February 16, 2011
The first step back inside the apartment felt somehow unsettling. The room seemed a little darker than I remembered, the walls a little more bare. The air was stuffy. I walked through the door at three p.m. yesterday, dropped my bags, and began to clean. The floor and the sheets were first priority. The window ledge in the bedroom was caked with dust. I worked away at the cleaning for a few hours -- washed the curtains and the sheets, wiped down the shower and mopped the floor.
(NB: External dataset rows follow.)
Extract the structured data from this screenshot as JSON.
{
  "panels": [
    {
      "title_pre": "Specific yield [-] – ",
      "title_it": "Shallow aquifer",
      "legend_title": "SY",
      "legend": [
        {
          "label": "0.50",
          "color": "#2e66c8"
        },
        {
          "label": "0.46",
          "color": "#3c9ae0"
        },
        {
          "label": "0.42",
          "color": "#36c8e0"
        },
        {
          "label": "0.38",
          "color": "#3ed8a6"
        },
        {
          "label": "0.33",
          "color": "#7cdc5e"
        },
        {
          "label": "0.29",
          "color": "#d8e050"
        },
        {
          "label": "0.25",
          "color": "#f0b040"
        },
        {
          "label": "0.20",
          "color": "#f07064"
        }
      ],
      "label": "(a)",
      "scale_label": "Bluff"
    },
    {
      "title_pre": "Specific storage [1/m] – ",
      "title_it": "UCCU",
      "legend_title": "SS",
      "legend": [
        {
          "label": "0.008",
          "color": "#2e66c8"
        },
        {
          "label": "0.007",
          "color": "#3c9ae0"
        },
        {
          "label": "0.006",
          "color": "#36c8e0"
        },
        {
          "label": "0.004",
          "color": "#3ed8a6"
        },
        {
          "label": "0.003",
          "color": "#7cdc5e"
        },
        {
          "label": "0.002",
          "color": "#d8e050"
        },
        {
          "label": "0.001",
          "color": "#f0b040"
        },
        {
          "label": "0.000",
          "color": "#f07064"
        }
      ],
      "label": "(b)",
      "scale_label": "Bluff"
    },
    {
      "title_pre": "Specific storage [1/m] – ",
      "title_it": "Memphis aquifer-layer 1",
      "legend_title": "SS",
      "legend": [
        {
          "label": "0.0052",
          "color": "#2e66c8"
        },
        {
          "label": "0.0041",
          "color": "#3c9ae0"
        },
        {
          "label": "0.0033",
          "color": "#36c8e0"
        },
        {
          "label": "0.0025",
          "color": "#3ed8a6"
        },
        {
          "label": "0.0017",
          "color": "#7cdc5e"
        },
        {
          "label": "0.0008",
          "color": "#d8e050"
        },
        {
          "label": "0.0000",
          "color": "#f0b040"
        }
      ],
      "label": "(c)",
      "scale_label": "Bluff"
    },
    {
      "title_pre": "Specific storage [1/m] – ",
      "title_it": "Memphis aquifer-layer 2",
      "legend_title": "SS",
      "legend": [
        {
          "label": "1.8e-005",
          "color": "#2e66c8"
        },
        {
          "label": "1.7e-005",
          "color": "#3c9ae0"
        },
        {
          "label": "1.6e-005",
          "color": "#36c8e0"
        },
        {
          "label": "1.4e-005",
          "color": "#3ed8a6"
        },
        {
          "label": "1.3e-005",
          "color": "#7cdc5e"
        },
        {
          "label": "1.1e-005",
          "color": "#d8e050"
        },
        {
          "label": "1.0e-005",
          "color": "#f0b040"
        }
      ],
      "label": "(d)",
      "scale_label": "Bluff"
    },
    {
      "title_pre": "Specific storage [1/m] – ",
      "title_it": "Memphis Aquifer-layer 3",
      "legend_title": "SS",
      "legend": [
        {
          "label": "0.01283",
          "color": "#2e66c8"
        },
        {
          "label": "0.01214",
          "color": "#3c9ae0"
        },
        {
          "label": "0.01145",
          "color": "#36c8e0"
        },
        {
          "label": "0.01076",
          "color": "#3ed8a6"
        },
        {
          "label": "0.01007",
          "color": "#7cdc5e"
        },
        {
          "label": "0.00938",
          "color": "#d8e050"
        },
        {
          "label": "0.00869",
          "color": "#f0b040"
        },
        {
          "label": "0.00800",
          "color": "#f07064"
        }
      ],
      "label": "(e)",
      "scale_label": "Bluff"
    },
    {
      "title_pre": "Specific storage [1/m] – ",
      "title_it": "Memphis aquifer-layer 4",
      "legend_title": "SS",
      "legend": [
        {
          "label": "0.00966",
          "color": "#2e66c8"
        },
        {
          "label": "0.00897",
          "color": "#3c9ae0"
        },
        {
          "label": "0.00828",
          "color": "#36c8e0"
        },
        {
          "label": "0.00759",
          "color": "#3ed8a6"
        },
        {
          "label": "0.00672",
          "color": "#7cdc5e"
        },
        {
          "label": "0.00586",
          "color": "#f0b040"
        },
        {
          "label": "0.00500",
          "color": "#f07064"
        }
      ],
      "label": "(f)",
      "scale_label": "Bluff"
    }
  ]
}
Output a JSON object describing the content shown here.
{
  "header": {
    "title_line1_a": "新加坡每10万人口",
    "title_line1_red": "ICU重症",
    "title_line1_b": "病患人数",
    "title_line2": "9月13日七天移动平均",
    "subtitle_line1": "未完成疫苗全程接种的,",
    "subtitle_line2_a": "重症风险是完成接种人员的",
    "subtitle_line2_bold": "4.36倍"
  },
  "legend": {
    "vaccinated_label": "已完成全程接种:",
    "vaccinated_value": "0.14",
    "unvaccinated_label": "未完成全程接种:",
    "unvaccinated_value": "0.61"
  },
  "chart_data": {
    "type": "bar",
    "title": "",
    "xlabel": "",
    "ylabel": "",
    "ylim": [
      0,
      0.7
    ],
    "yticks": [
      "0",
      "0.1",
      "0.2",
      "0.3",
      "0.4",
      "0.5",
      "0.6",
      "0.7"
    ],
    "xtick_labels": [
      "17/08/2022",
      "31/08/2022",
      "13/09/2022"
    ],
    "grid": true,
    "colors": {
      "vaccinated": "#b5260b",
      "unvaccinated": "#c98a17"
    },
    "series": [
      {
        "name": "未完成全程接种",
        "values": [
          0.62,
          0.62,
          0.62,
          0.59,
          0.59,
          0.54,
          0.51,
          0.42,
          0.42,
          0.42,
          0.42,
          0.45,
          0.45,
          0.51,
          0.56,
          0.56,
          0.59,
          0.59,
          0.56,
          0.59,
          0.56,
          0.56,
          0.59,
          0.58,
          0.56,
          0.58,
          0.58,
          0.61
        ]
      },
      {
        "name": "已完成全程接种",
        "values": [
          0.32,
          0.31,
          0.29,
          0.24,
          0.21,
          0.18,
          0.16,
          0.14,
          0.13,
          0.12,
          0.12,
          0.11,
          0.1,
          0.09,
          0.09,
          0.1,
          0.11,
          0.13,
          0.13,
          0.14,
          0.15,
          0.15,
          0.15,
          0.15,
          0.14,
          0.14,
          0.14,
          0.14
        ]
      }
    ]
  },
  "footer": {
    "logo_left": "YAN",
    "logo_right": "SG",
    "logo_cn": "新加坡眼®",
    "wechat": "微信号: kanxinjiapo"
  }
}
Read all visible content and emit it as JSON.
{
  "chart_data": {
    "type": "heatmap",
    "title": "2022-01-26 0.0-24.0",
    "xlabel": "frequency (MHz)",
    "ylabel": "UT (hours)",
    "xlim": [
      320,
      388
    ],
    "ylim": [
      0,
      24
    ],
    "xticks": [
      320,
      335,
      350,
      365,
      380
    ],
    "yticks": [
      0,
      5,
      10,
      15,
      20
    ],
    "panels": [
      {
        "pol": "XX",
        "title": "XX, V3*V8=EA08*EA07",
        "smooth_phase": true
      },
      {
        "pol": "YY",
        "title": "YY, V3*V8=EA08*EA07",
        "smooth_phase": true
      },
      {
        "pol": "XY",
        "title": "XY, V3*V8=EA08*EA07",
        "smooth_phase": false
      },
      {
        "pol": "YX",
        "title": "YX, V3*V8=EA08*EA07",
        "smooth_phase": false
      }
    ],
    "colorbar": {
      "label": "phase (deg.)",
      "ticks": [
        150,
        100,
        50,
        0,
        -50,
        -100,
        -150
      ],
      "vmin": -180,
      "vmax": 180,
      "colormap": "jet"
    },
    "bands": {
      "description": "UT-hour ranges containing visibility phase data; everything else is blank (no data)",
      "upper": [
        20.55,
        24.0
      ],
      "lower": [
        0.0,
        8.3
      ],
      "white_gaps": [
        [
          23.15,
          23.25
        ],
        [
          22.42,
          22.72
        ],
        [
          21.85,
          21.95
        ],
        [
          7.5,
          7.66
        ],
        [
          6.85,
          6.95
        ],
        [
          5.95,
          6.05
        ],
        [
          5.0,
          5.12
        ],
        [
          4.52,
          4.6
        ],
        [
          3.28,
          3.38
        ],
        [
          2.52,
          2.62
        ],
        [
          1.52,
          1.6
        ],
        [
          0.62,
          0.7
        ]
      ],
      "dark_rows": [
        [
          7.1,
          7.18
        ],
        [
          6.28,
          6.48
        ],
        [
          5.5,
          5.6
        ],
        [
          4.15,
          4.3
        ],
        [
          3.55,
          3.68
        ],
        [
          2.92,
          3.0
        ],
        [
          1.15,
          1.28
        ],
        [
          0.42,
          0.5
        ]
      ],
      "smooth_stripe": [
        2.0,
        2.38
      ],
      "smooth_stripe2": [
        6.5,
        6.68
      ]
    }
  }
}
The construction next door has progressed -- this morning I woke up to the sound of hammers, saws, and voices. Workers talked just beneath my window. I hate to say it, but now is when the pangs of homesickness creep in. At the time I said goodbye to my family I felt nothing. I was thinking about the security line: about taking out my laptop and taking off my shoes and triple-checking my passport and my tickets. After that, I was checking screens for my gate number in L.A., or standing at a Beijing carousel looking for a green army duffel and a torn black suitcase. Then I was looking for a socket to charge my cell phone... an ATM... a taxi. Now, suddenly, I'm in an empty apartment wiping dust off a window ledge; the skies outside are gray, and the landscape is dead with winter.
A teacher at breakfast asked if I was happy to be back. "It's not that I dislike it here," I said, "but it's hard to leave home." I'll feel fine in a week or two.